Zr-based UiO-66 metal–organic frameworks are ideal platforms for the design and development of heterogeneous single-atom catalysts (SACs) because of their thermal and chemical stability with the presence of structural defects, enabling the introduction of isolated metal atoms. Elucidating the structure–reactivity relationships and understanding reaction mechanisms for these catalysts are crucial for their industrial applications. We focus here on these aspects for a technically important reaction, preferential CO oxidation (PROX) on a UiO-66-supported Cu SAC by following temperature perturbations in catalytic performance in correlation with changes in the electronic and adsorption properties, which are validated by comprehensive DFT computations. In situ DR-UV-VIS, XANES and NAP-XPS measurements indicated an increase of Cu1+-like states and partial reduction of ZrOx nodes with the increase in reaction temperature, which correlated with a decrease in PROX selectivity.
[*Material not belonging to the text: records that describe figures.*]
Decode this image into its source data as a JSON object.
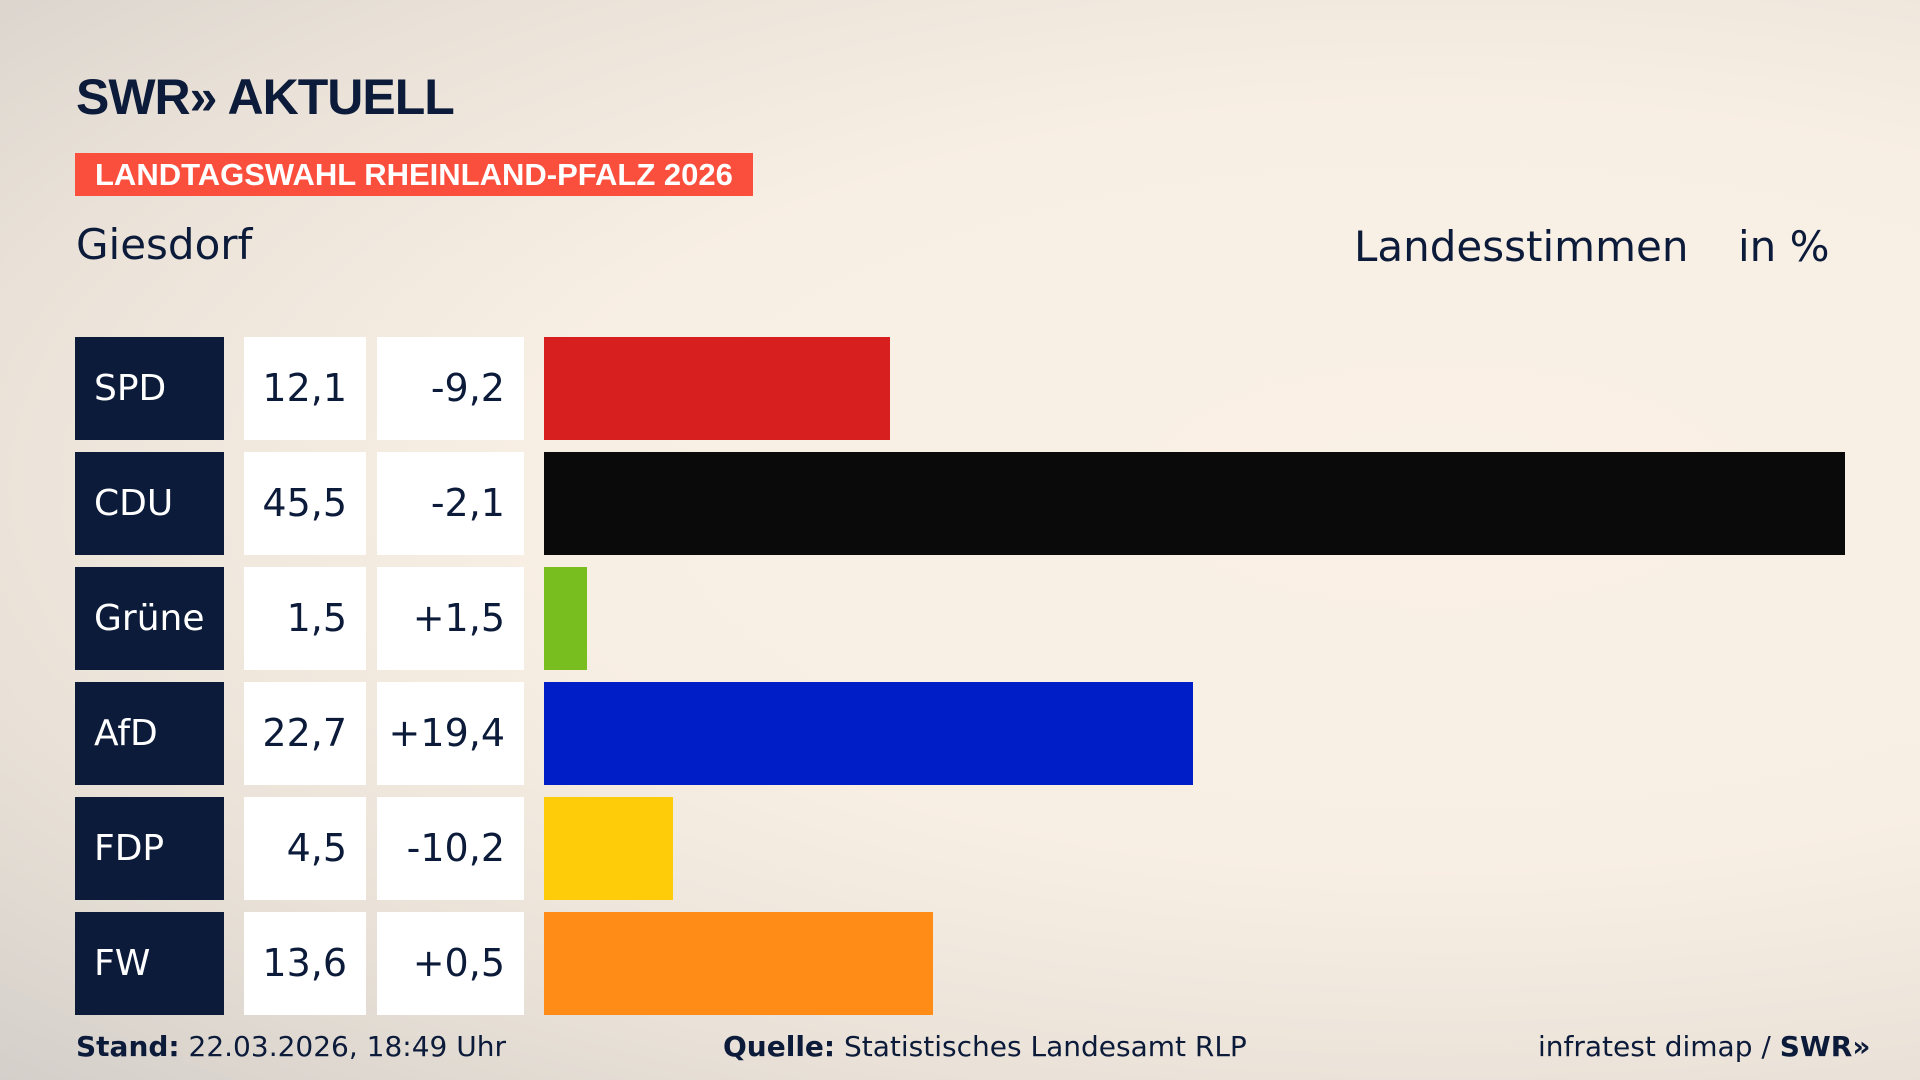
{
  "logo": "SWR» AKTUELL",
  "banner": "LANDTAGSWAHL RHEINLAND-PFALZ 2026",
  "location": "Giesdorf",
  "header": {
    "type": "Landesstimmen",
    "unit": "in %"
  },
  "chart_data": {
    "type": "bar",
    "orientation": "horizontal",
    "categories": [
      "SPD",
      "CDU",
      "Grüne",
      "AfD",
      "FDP",
      "FW"
    ],
    "values": [
      12.1,
      45.5,
      1.5,
      22.7,
      4.5,
      13.6
    ],
    "value_labels": [
      "12,1",
      "45,5",
      "1,5",
      "22,7",
      "4,5",
      "13,6"
    ],
    "diff_labels": [
      "-9,2",
      "-2,1",
      "+1,5",
      "+19,4",
      "-10,2",
      "+0,5"
    ],
    "diffs": [
      -9.2,
      -2.1,
      1.5,
      19.4,
      -10.2,
      0.5
    ],
    "colors": [
      "#d81f1f",
      "#0a0a0a",
      "#78be1e",
      "#001ec8",
      "#ffcc0a",
      "#ff8c17"
    ],
    "xlim": [
      0,
      45.5
    ]
  },
  "footer": {
    "stand_label": "Stand:",
    "stand": "22.03.2026, 18:49 Uhr",
    "quelle_label": "Quelle:",
    "quelle": "Statistisches Landesamt RLP",
    "credit": "infratest dimap / ",
    "credit_logo": "SWR»"
  }
}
Under similar conditions, DRIFTS measurements revealed a decay of COad adsorption on Cu (i.e., COad@Cu1+ species) and a corresponding red-shift under PROX conditions compared to CO oxidation, suggesting reduction-mediated charge transfer at the Cu–ZrOx interface. In contrast to the CO oxidation cycle which commences by CO adsorption on Cu1+-like sites, DFT computations revealed that the H2 oxidation cycle starts with the reaction of H2 with a pre-adsorbed O2 molecule on Cu1+-like sites, resulting in the generation of a H2O molecule and Cu2+-like sites, which are subsequently reduced to Cu1+-like sites through a successive reaction with a second H2 (or CO) molecule. Adsorption configurations and energies of CO and H2O co-adsorption indicated a competitive adsorption phenomenon on Cu species, which depends on the oxidation state of the Cu ion with a preference for CO adsorption on Cu1+-like sites, while H2O exhibits a stronger affinity for Cu2+-like sites. These results are discussed in terms of the reaction mechanism and PROX selectivity in Cu SAC catalysts and present a model for understanding the catalytic phenomena on MOF-supported SACs.